Shumlin Dismisses Legislative Consultant's Single-Payer Alternative as "Old Idea" | Off Message

Shumlin Dismisses Legislative Consultant's Single-Payer Alternative as "Old Idea"


Gov. Peter Shumlin speaks Wednesday at the state's Emergency Operations Center in Waterbury. - PAUL HEINTZ
  • Paul Heintz
  • Gov. Peter Shumlin speaks Wednesday at the state's Emergency Operations Center in Waterbury.
What does Gov. Peter Shumlin think of Plan B? That is, the legislature's top-secret alternative to his own top-secret single-payer health care plan?

Evidently, not much. 

Speaking Wednesday morning at a Waterbury press conference, the gov weighed in on a newly leaked memo outlining a scaled-back approach to increasing health insurance coverage in Vermont. Written by legislative consultant and Emory University professor Kenneth Thorpe, the proposal has been whispered about for weeks in the halls of the Statehouse, but was first publicly revealed Tuesday by Vermont Public Radio's Peter Hirschfeld and Hamilton Davis

The way Shumlin sees it, there's nothing new or compelling about the alternative plan, which he said was based on "a failed model that hasn't worked."

"It shouldn't surprise us that some folks are taking some old ideas and tunin' them up, puttin' em back on the table," he said.

Rather than create a uniform single-payer health insurance system financed by across-the-board tax hikes, Thorpe's memo suggests sticking with a premium-based model, enhanced with federal and state subsidies covering those with incomes up to 400 percent of the federal poverty level. 

But according to Shumlin, that's not much different from what Vermont previously offered through Catamount Health, a premium-assistance program phased out with the advent of the federal Affordable Care Act.

"What I've heard about the two-page memo is that it basically asks us to do what we've always done," he said. "Which is raise taxes on hardworking Vermonters to pay for people that can't afford health care and then ask Vermonters — the middle class — to also continue to pay rising health care premiums that they can't afford. It just — it hasn't worked."

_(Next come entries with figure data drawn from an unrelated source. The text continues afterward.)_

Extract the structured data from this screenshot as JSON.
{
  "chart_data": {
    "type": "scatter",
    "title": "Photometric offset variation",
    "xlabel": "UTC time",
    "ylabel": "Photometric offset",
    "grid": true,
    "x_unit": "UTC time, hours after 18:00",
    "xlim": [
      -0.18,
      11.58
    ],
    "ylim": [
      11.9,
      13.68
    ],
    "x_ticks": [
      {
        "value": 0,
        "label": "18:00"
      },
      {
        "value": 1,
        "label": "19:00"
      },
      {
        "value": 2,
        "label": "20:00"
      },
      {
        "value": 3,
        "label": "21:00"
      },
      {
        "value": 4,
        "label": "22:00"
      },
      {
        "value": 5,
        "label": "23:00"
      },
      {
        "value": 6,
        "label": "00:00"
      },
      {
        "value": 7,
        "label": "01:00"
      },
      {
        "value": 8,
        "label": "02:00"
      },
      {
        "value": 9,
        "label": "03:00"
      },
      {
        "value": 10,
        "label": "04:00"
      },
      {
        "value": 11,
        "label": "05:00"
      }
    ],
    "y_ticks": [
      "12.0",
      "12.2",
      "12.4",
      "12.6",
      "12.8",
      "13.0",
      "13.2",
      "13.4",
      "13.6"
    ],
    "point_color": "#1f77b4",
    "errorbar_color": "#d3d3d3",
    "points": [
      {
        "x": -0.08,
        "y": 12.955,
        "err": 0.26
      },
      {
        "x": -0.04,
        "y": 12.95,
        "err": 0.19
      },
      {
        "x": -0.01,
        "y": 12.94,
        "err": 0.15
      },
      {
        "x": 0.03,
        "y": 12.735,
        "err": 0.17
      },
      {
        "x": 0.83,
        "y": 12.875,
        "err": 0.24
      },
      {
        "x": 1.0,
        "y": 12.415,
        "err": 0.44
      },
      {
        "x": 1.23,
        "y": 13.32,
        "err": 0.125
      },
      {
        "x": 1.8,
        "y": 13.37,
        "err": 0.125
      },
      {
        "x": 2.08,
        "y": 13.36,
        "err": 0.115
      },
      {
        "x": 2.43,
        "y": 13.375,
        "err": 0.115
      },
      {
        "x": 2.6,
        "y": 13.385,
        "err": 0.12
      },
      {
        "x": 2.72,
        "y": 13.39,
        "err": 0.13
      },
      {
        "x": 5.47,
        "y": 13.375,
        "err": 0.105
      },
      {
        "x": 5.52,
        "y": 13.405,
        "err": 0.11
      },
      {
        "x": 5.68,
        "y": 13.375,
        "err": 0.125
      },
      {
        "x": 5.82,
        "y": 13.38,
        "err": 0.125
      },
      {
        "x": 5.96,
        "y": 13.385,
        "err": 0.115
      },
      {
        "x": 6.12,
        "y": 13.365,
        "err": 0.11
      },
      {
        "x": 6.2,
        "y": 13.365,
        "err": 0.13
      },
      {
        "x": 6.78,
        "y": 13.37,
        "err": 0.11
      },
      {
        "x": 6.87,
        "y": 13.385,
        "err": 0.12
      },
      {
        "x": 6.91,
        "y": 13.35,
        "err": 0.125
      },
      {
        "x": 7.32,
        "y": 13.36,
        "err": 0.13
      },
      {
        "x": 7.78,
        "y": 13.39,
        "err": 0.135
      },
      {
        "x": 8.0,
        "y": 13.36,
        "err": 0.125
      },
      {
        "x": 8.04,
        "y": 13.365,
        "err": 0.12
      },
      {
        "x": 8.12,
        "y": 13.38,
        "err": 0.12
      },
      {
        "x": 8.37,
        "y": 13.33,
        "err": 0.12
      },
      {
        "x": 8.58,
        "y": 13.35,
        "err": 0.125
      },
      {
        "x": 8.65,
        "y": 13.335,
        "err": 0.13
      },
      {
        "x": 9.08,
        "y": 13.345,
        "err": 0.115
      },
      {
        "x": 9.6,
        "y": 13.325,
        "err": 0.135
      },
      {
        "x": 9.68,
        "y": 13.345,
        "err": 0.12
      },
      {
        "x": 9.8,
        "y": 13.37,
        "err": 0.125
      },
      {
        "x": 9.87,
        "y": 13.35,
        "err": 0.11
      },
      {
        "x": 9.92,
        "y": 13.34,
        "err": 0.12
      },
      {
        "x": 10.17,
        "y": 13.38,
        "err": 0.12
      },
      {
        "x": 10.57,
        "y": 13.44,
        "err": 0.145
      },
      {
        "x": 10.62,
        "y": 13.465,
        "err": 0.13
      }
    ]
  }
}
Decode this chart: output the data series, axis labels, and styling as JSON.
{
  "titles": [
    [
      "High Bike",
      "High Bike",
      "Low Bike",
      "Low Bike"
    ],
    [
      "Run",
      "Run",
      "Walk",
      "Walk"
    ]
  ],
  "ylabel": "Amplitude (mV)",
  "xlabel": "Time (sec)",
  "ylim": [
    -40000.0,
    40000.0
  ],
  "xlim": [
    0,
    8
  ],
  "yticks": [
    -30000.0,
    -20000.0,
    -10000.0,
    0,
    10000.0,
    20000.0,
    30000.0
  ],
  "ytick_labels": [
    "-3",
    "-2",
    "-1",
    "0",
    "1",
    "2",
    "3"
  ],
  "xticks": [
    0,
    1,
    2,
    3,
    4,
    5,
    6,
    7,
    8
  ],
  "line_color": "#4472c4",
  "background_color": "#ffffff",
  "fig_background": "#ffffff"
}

It's unclear how seriously legislators are taking this particular alternative, nor how many other concepts Thorpe has designed. Two weeks ago, Thorpe told Seven Days he was helping the legislature "think through different types of policy option designs and what they would cost." 

"I think the idea is that the legislature is going to want to look at different approaches and options for moving toward or transitioning into a single-payer plan," he said at the time.

And while Shumlin was quick to dismiss Thorpe's proposal on Wednesday, he hastened to say that he was "not in any conflict with the legislative leadership, and they're not in conflict with me."

"We looked at this model and we rejected it for a lot of good policy reasons," Shumlin said. "We've got to expect the legislature to do the same work — to do their due diligence. So we're not disagreeing in any way.

"The legislature is doing the right thing," the gov said. "They're hiring folks to help them look at all the alternatives. And I suspect they'll come to the same conclusions that we did, which is the current system, whether you put it on steroids or not, will not work."